The killers were covered, unless Calvino was stupid enough to think the ball was still in play when the game was already over. They figured him for a survivor, a private investigator who found missing people and so understood the nature of violence. Stick with the suicide theory and it would be a smooth, easy resolution. It wasn’t all that hard to make a murder look like a suicide, especially if the dead man was no more than a kid, someone who tested positive for drugs and had a history of running in circles where people die young. The police report would have enough evidence to support suicide. Unless Calvino wanted to make trouble, hang around and contradict the cops. Then they’d find his gun. Find out his real name. Maybe link him to the two men killed in Chinatown. No one wanted Rob to be a murder victim. That would look bad for the country’s opening party. Calvino felt he’d been lowered into a tight-fitting box, and the lid had been screwed shut.

It was 4:00 a.m. when Calvino pushed his suitcase into the back of a taxi, climbed in and asked the driver to drop him at the Shwedagon.

“I want to feed the monks,” he said.

It was too early in the morning for the driver to offer him a free ride to shop for discounted jewelry. As Calvino sat in the back of the car, he thought about Mya and Yadanar. Whether they had already been told what had happened to Rob.

After the taxi stopped beside the pagoda, he pulled out his case, waited a couple of minutes and then hailed another taxi. He leaned into the window and asked the second taxi driver how much to drive to Kandawgyi Road and drop him off at the entrance of Bogyoke Aung San Park. The driver sucked his teeth, looking Calvino up and down and noting his suitcase, and quoted three dollars. Taking a foreigner from Shwedagon to Kandawgyi Lake—one of the features of Bogyoke Aung San Park—made him scratch his head.

“I had a dream about making merit if I fed the ducks at dawn,” Calvino said.

The foreigner made sense.

“Get in. Two dollars, okay?” the driver said.

Colonel Pratt had walked out of the hotel, crossed the street and was waiting when Calvino’s taxi stopped at the entrance to the park. He waited until Calvino had paid the taxi and it had driven away before approaching him. Seeing the Colonel, Calvino shifted the suitcase to his left hand and extended his right hand to his friend.

“Sorry to pull you out of bed,” he said.

They walked along the pavement leading inside the vast garden.

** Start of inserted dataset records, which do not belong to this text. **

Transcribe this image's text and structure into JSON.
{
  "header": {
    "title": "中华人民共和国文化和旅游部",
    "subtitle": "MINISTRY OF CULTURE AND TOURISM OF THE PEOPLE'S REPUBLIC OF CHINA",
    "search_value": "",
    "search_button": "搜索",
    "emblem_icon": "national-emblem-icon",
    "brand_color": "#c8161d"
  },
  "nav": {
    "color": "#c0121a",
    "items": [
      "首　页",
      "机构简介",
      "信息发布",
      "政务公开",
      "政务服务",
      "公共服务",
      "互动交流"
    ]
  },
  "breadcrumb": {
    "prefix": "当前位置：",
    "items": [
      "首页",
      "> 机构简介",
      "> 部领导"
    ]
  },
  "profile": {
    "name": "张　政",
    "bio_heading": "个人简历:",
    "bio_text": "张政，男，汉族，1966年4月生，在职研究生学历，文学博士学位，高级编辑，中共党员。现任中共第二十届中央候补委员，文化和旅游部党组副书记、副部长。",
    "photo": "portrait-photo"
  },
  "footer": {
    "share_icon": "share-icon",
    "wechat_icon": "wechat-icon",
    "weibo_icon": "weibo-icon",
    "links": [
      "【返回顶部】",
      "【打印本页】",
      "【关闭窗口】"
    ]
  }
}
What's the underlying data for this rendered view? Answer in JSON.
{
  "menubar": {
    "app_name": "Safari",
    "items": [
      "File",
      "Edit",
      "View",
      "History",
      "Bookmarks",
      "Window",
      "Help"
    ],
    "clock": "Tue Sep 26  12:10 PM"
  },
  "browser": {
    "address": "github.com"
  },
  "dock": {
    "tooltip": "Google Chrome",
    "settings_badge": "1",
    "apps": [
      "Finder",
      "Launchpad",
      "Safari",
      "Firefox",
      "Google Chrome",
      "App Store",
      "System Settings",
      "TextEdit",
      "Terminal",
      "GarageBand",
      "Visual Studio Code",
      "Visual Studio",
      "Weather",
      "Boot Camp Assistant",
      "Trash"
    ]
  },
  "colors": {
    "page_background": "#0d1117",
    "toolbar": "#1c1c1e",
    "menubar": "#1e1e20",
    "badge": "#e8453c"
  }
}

They had the park to themselves. Walking over to a bench, they sat down and Calvino looked at the lake in the darkness. A few lamps at the far end illuminated the water. It was a dead-quiet time in Rangoon, an hour of the morning without people or car sounds, just birds roosting in the treetops and the sweet scent of flowers on the cool breeze.

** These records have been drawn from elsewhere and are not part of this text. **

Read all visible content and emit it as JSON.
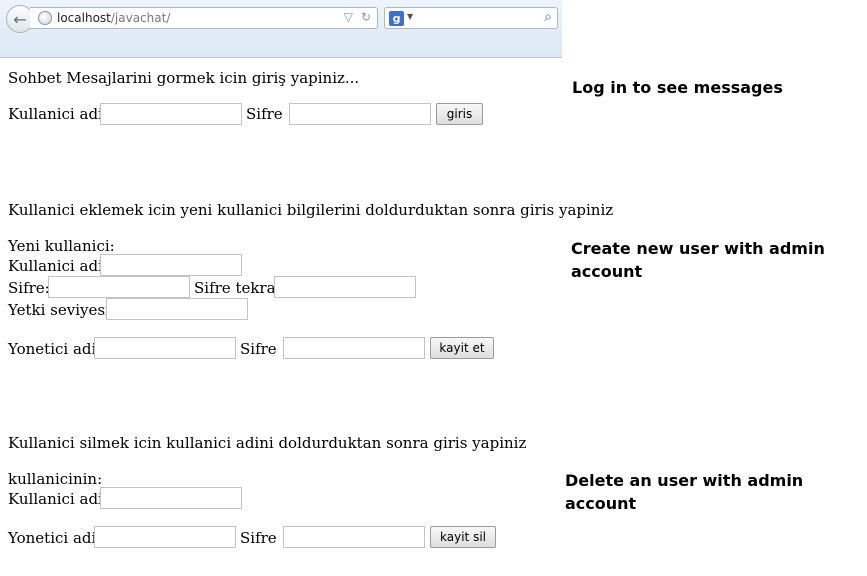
{
  "browser": {
    "url_host": "localhost",
    "url_path": "/javachat/",
    "search_engine_label": "g"
  },
  "login": {
    "intro": "Sohbet Mesajlarini gormek icin giriş yapiniz...",
    "username_label": "Kullanici adi:",
    "password_label": "Sifre :",
    "button": "giris"
  },
  "add_user": {
    "intro": "Kullanici eklemek icin yeni kullanici bilgilerini doldurduktan sonra giris yapiniz",
    "section_label": "Yeni kullanici:",
    "username_label": "Kullanici adi:",
    "password_label": "Sifre:",
    "password_repeat_label": "Sifre tekrar:",
    "level_label": "Yetki seviyesi:",
    "admin_label": "Yonetici adi:",
    "admin_password_label": "Sifre :",
    "button": "kayit et"
  },
  "delete_user": {
    "intro": "Kullanici silmek icin kullanici adini doldurduktan sonra giris yapiniz",
    "section_label": "kullanicinin:",
    "username_label": "Kullanici adi:",
    "admin_label": "Yonetici adi:",
    "admin_password_label": "Sifre :",
    "button": "kayit sil"
  },
  "annotations": {
    "login": "Log in to see messages",
    "create_line1": "Create new user with admin",
    "create_line2": "account",
    "delete_line1": "Delete an user with admin",
    "delete_line2": "account"
  }
}
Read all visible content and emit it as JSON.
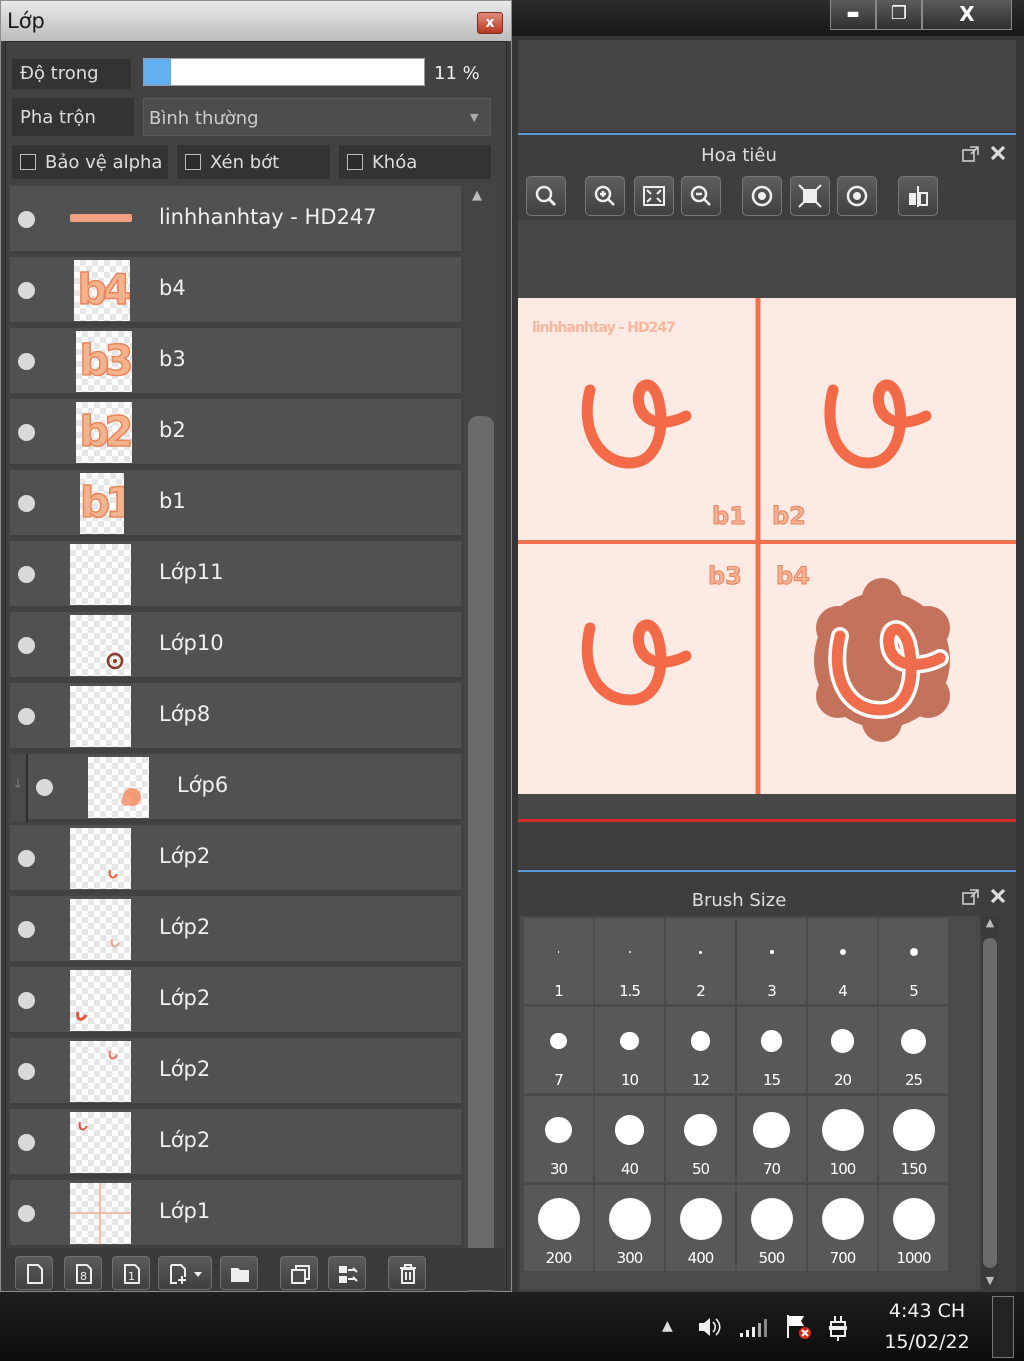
{
  "window_controls": {
    "minimize": "▬",
    "maximize": "❐",
    "close": "X"
  },
  "layer_panel": {
    "title": "Lớp",
    "close_label": "x",
    "opacity_label": "Độ trong",
    "opacity_value": "11 %",
    "opacity_percent": 11,
    "blend_label": "Pha trộn",
    "blend_value": "Bình thường",
    "checkboxes": [
      {
        "label": "Bảo vệ alpha",
        "checked": false
      },
      {
        "label": "Xén bớt",
        "checked": false
      },
      {
        "label": "Khóa",
        "checked": false
      }
    ],
    "layers": [
      {
        "name": "linhhanhtay - HD247",
        "thumb": "text-strip"
      },
      {
        "name": "b4",
        "thumb": "b4"
      },
      {
        "name": "b3",
        "thumb": "b3"
      },
      {
        "name": "b2",
        "thumb": "b2"
      },
      {
        "name": "b1",
        "thumb": "b1"
      },
      {
        "name": "Lớp11",
        "thumb": "empty"
      },
      {
        "name": "Lớp10",
        "thumb": "small-circle"
      },
      {
        "name": "Lớp8",
        "thumb": "empty"
      },
      {
        "name": "Lớp6",
        "thumb": "orange-splash",
        "clipped": true
      },
      {
        "name": "Lớp2",
        "thumb": "sketch-a"
      },
      {
        "name": "Lớp2",
        "thumb": "sketch-b"
      },
      {
        "name": "Lớp2",
        "thumb": "sketch-c"
      },
      {
        "name": "Lớp2",
        "thumb": "sketch-d"
      },
      {
        "name": "Lớp2",
        "thumb": "sketch-e"
      },
      {
        "name": "Lớp1",
        "thumb": "grid-lines"
      }
    ],
    "toolbar_icons": [
      "new-layer-icon",
      "new-vector-layer-icon",
      "new-1bit-layer-icon",
      "add-layer-dropdown-icon",
      "new-folder-icon",
      "duplicate-layer-icon",
      "merge-layer-icon",
      "delete-layer-icon"
    ]
  },
  "navigator": {
    "title": "Hoa tiêu",
    "buttons": [
      "zoom-reset-icon",
      "zoom-in-icon",
      "fit-screen-icon",
      "zoom-out-icon",
      "rotate-left-icon",
      "actual-size-icon",
      "rotate-right-icon",
      "flip-icon"
    ],
    "canvas": {
      "watermark": "linhhanhtay - HD247",
      "labels": [
        "b1",
        "b2",
        "b3",
        "b4"
      ],
      "bg_color": "#fde9e3",
      "accent": "#f07050"
    }
  },
  "brush_size": {
    "title": "Brush Size",
    "sizes": [
      "1",
      "1.5",
      "2",
      "3",
      "4",
      "5",
      "7",
      "10",
      "12",
      "15",
      "20",
      "25",
      "30",
      "40",
      "50",
      "70",
      "100",
      "150",
      "200",
      "300",
      "400",
      "500",
      "700",
      "1000"
    ]
  },
  "taskbar": {
    "time": "4:43 CH",
    "date": "15/02/22"
  }
}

“I told Mya after you called me. We were about to do a final set,” said Colonel Pratt.

“How did she react?”

“She sang that song of hers. There wasn’t much of an audience left by then. The bar wanted to close down. Yadanar wouldn’t let them. He wanted to play all night. Cocaine makes four in the morning feel like noon. She got on the stage and sang ‘My Man.’ There weren’t more than five people in audience, but she had them on their knees. She put down the microphone, walked off the stage and out the door.”

Calvino’s cell phone vibrated inside his jacket and he fished it out. Mya’s voice came through from the other end.

“You heard,” he said.

He looked at Colonel Pratt as they sat on the park bench.

“Okay, we’re at Bogyoke Park, sitting on a bench overlooking the lake. You’ll find us.”

Half an hour later she walked up behind them silently, circled around the bench and stood looking at the lake, hands in her jean pockets. She’d been crying and didn’t want them to see.

“Tell me what happened.”

She turned and walked over to Calvino and sat beside him.